As Niece Septic Pumping proudly claims to be the Island's number one exporter, we can't help but ponder what possibilities there are in harvesting this raw material we've so nonchalantly designated as "waste."

In this age of "fracking" the earth to get at its natural gas reserves, allowing our water supply to be contaminated by said reserves to the point that we can, in fact, light our drinking water on fire, should we not consider the natural gas that we are releasing on a daily basis ripe for harvesting?

For example, I heard of a setup at a recent Island Greentech round-table wherein manure was loaded into a drum, with a valve connected to an inner-tube that the methane gas, created as the manure continues to compost, could then escape into. The inner-tube expands as it fills with gas, which can then be detached from the valve and transferred via the inner-tube into a proper tank. Meanwhile, manure keeps breaking down until you have yourself some nice soil to grow with. Granted, I think we're talking about animal manure with this particular project, but the process would still seem to be feasible for the human animal's fecal matter.

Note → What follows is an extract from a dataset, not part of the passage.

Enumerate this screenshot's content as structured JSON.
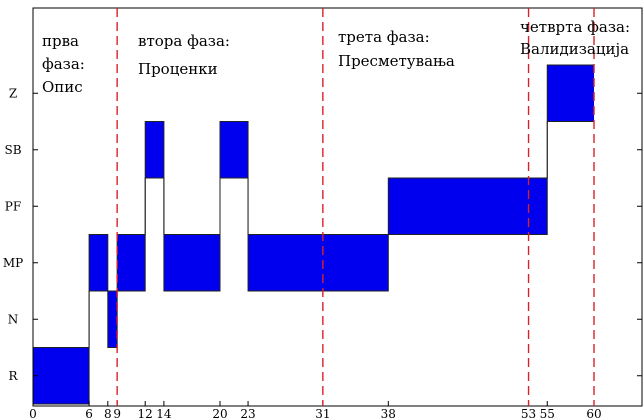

Another waste issue on the Island is that which comes from our yards and gardens.
Being as we can burn our yard waste, and many of us choose to do so, we have to wonder how much tonnage there would be getting hauled away if someday we found we could no longer burn on the island.
As it is now, the yard waste that comes into the transfer system is being hauled to a processing plant in Maple Valley. One can't help but wonder why we can't do the processing of this material on the Island. In fact, such an idea was brought up little over a year ago.


The clear-cutting that took place on this island as recently as the 1970's has left the Island with lousy soil for growing in, the nutrient-rich topsoil having long since washed away. We are left with the need to create our own fresh soil if we wish to do any gardening.
Unfortunately, the Dirt Yard at Center was shut down for code violations in 2008, having failed to provide a concrete base to keep composting run-off from seeping into the soil. Little seems to have arisen to supply this need since their departure.

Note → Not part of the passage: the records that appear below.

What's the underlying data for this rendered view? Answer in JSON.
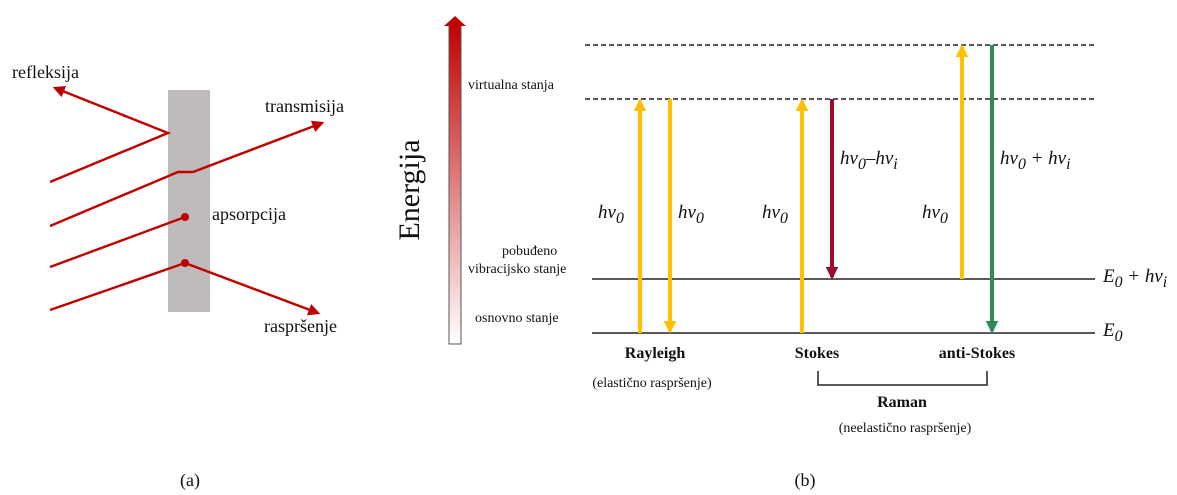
{
  "panel_a": {
    "reflection": "refleksija",
    "transmission": "transmisija",
    "absorption": "apsorpcija",
    "scattering": "raspršenje",
    "caption": "(a)"
  },
  "panel_b": {
    "energy_axis": "Energija",
    "virtual_states": "virtualna stanja",
    "excited_line1": "pobuđeno",
    "excited_line2": "vibracijsko stanje",
    "ground_state": "osnovno stanje",
    "rayleigh": "Rayleigh",
    "rayleigh_sub": "(elastično raspršenje)",
    "stokes": "Stokes",
    "anti_stokes": "anti-Stokes",
    "raman": "Raman",
    "raman_sub": "(neelastično raspršenje)",
    "caption": "(b)",
    "colors": {
      "excitation": "#ffc000",
      "stokes_emission": "#9e0b2b",
      "anti_stokes_emission": "#2e8b57",
      "beam": "#c00000",
      "slab": "#bfbbbb"
    }
  }
}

Perhaps it is not feasible to operate on such a large scale; it could be that what we really need is a compost on every corner. If a company like Cedar Grove can run an operation with giant, $100K a piece Gore-tex covers, how can we take and reduce the scale of such an operation so that it can feasibly be established and run as an Island-wide network of neighborhood composters?

The idea of harvesting the gasses from your compost is a step up in sophistication from your grandmother's pile in the corner of the garden, but it's still operating under the time-tested basic formulas that has fueled such agricultural operations for untold centuries.
And, of course, the composting toilet was our go-to method of disposing of our personal "waste" for as long as we've been collectively expelling such amounts that we could no longer get away with leaving our droppings in the woods amongst the other creatures of nature. After all, although sewers have been with us since the time of Rome, the septic system is a modern invention.

And so, as we've seen the waste of our empire expand ever outward until our society approaches the collapse that Wall-E finds himself cleaning up after, perhaps we should step back and ask ourselves, what would a world without human waste actually look like?

If food for thought is digestible, perhaps a nourishing idea can be grown in the composted soil it leaves behind.